世界的に都市封鎖(ロックダウン)による制限措置が徐々に緩和され、米国経済の早期正常化への期待が広がっている。5月の失業率は4月の14.7%から13.3%に低下した。非農業部門雇用者数は予想外の大幅な増加を記録。4-6月期国内総生産(GDP)は前例のない大幅な落ち込みを示すと予想されているが、雇用情勢の大幅な改善によって米国経済の早期回復への期待が急速に広がっている。

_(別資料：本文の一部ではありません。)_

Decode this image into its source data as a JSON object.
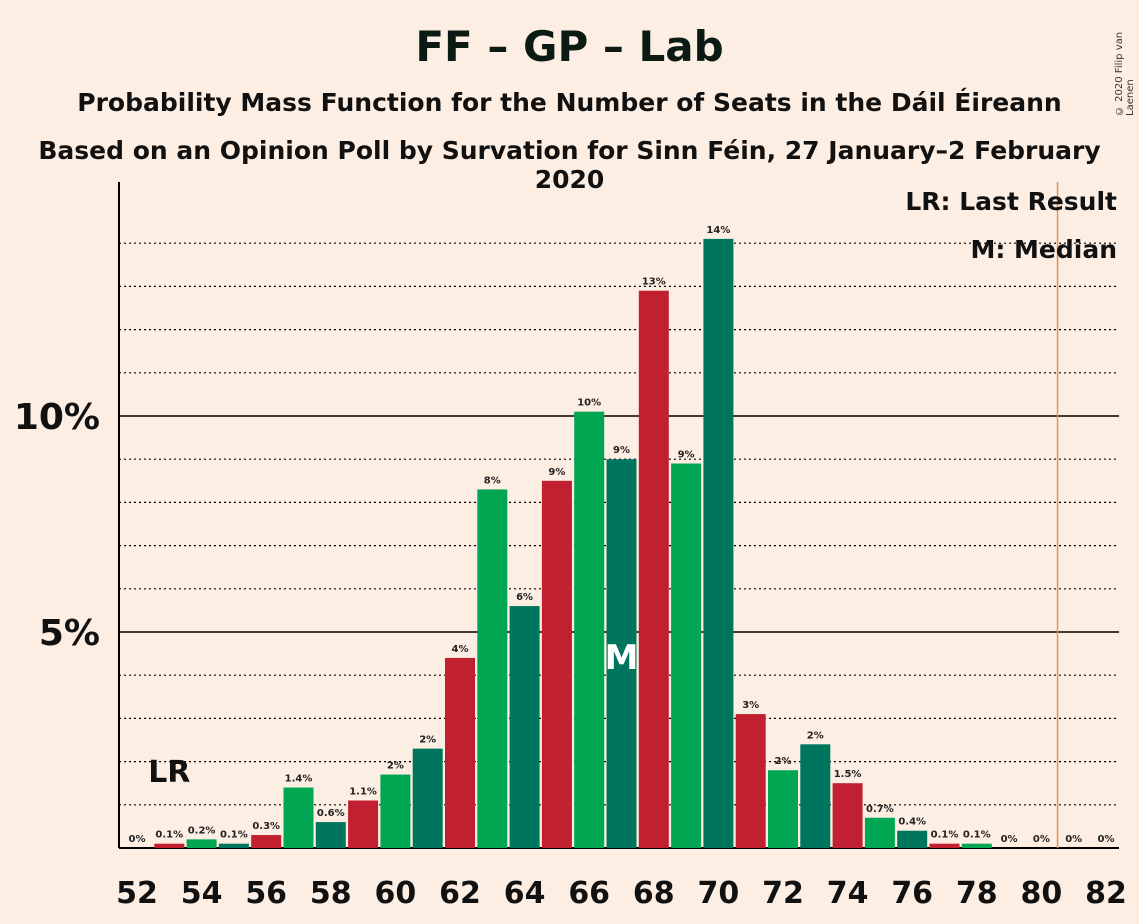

米国株式市場は、新型コロナウイルスの影響で急落した後は徐々に持ち直し、ナスダック総合指数は史上最高値付近で推移している。株高はドル高要因になるとは言い切れないものの、株高持続を意識した円売り・米ドル買いの興味は失われていないことから、ドル・円相場が円高方向に大きく振れるような相場展開は想定しにくい。一方、米連邦準備制度理事会(FRB)は9-10日に連邦公開市場委員会(FOMC)を開催し、現行の緩和的な金融政策を維持する。焦点のマイナス金利導入に関し、パウエル議長は改めて消極的な見解を示す見通しで、FOMC終了後に金利先安観が台頭し、リスク回避的なドル売りが広がることは回避されそうだ。

【米・5月消費者物価コア指数(CPI)】(10日発表予定)
10日発表の5月消費者物価コア指数(CPI)は前年比+1.3%と予想されており、インフレ率は4月実績をやや下回る可能性がある。ただし、インフレ鈍化は世界的な傾向であり、市場予想と一致しても、ドル売り材料にはならないとみられる。

【米連邦公開市場委員会(FOMC)】(9-10日開催予定)
FRBは6月9-10日に連邦公開市場委員会(FOMC)を開催し、現行の緩和的な金融政策を維持する公算。マイナス金利導入に関しパウエル議長は否定的な見解を示すとみられ、ドルは売りづらい見通し。